Down in Texas there’s an old saying; “You can put your boots in the oven but it don’t make them biscuits.”
That’s an expression Washington politicians and their Keystone XL tar sands pipeline allies should take to heart. Texas landowners say they are fed up with the exaggerated claims and false arguments that Big Oil boosters are making about pipeline plans to ship a river of toxic Canadian tar sands crude through America's midsection to Gulf refineries. Instead, they say the $7 billion project will threaten the country’s largest drinking water aquifers and its most fertile farmlands, while producing oil products for export.
Last week, Keystone pipeline builder TransCanada announced it would push ahead with plans to build the southern leg of its proposed 1,700-mile pipeline from Cushing, OK, to the Gulf, putting Texas landowners squarely in the bulls-eye of this massive tar sands battle. Many are vehemently opposed to a plan that will provide huge profits for a foreign corporation while forcing Americans to cede pipeline right-a-ways to their land --putting landowners at risk of accidents involving the nastiest oil on the planet.
Watch this video of three Texas landowners' fight against the Keystone XL pipeline:
As NRDC’s Susan Casey-Lefkowitz has blogged, TransCanada’s plan to split the giant pipeline project in two and start building the southern leg will put Texas landowners at greater risk, likely leading to even higher gas prices in the Midwest:
Raw tar sands oil going from the Midwest to the Gulf for refining means serious pipeline safety issues for landowners and environmental justice impacts of tar sands refining. Concerns of Texas landowners over TransCanada's high-handed attempts to take their land through eminent domain will all remain the same in the case of an Oklahoma to Texas tar sands pipeline.
And the southern route pipeline will still provide the main service to oil companies that Keystone XL would provide: it will divert tar sands from the Midwest to the Gulf, raising American oil prices and likely also gasoline prices. An Oklahoma to Texas tar sands pipeline will mean more tar sands converted to diesel and available for export overseas. It will mean less tar sands remaining in the US, even while Americans bear the risks of the pipeline.
But Texans are continuing to put up a fight. Last month, residents of the Lone Star state turned out in droves to support Paris, TX, farm-manager Julia Trigg Crawford's eminent domain court fight to keep TransCanada's pipeline off her property that is studded with Caddo Indian artifacts. Last week, a Texas appeals court reinstated a temporary restraining order that prohibits TransCanada from conducting pipeline construction activities on her farm.
Texas of course is not the only place where there is growing dissatisfaction on the part of local landowners and residents who say their land is being sacrificed for the profits of a private Canadian company and not the greater good of the country.

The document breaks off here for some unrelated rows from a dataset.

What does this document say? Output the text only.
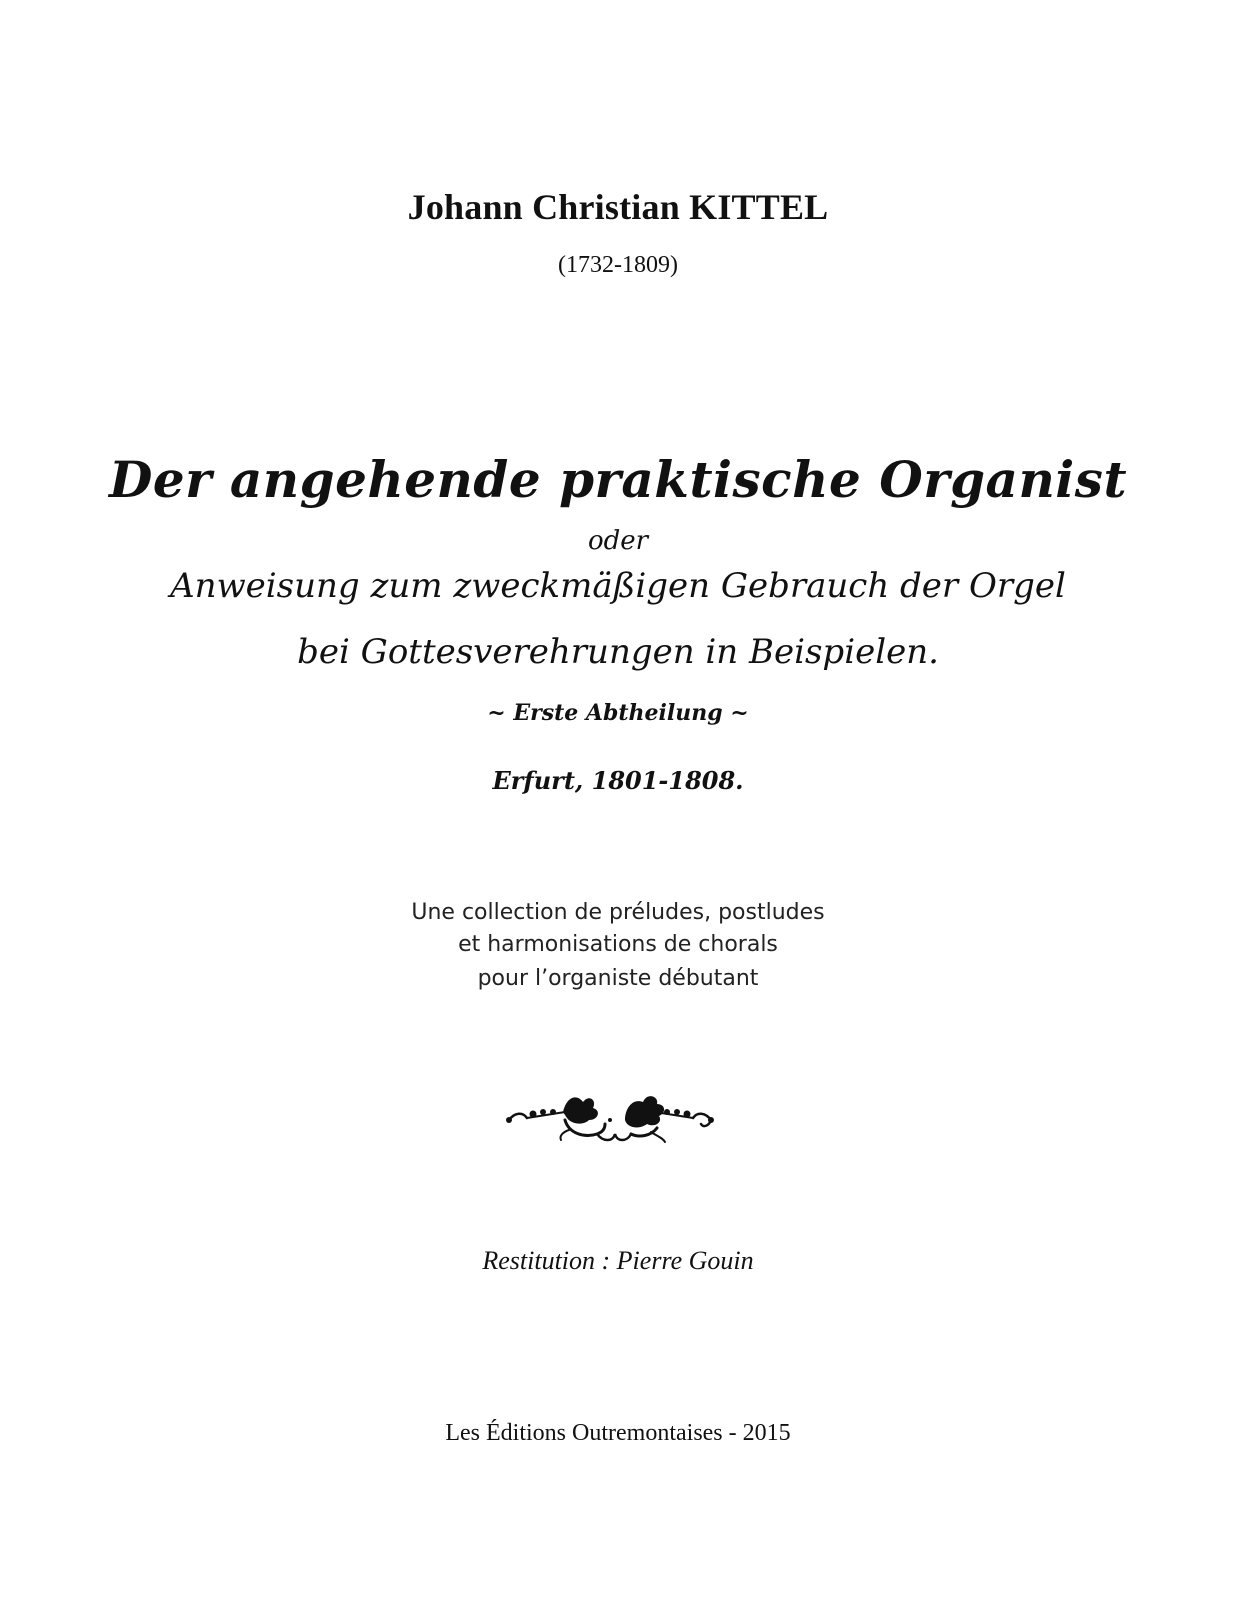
Johann Christian KITTEL
(1732-1809)
Der angehende praktische Organist
oder
Anweisung zum zweckmäßigen Gebrauch der Orgel
bei Gottesverehrungen in Beispielen.
~ Erste Abtheilung ~
Erfurt, 1801-1808.
Une collection de préludes, postludes
et harmonisations de chorals
pour l’organiste débutant
Restitution : Pierre Gouin
Les Éditions Outremontaises - 2015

Mike Hathorn, Wells, TX Photo: Rocky Kistner/NRDC
Earlier this week, a group of protesters in South Dakota at the Oglala Sioux Tribe's Pine Ridge Reservation formed a blockade to stop trucks they say were carrying heavy equipment destined for the massive Canadian tar sands mining operations in Alberta. A number of the protesters were arrested, including Lakota activist Debra White Plume, a leading native American opponent of the tar sands pipeline. Here’s how she was quoted in the Native Sun News:
“Our Black Hills Sioux Nation Treaty Council and the Oglala Sioux Tribe have both passed legislation against the Keystone XL oil pipeline, and have adopted the Mother Earth Accord which calls for a moratorium on the tar sands oil mine as destructive to water, Mother Earth, all animals and human beings.” Stated White Plume, “Whatever these vessels are, where ever they were going, they are too huge and too heavy, too hazardous, to be on our roads.”
From the Dakotas to Texas, the tar sands pipeline struggle is still in full swing. These battles are a long ways from the political wars in the halls of Congress, an epic election-year fight that has captured the nation’s attention. But they are much more real to those who will have to live next to a heated, pressurized steel pipeline that will gush a steady stream of chemically-treated tar sands crude across their land, flowing to the Gulf for export.
As Wells, TX, landowner and welding expert Mike Hathorn says of the Keystone XL project; “Nobody wins in the end... and the American people aren’t going to win over this.”
That's some useful down home advice from the Texas frontlines that folks in Congress need to start listening to.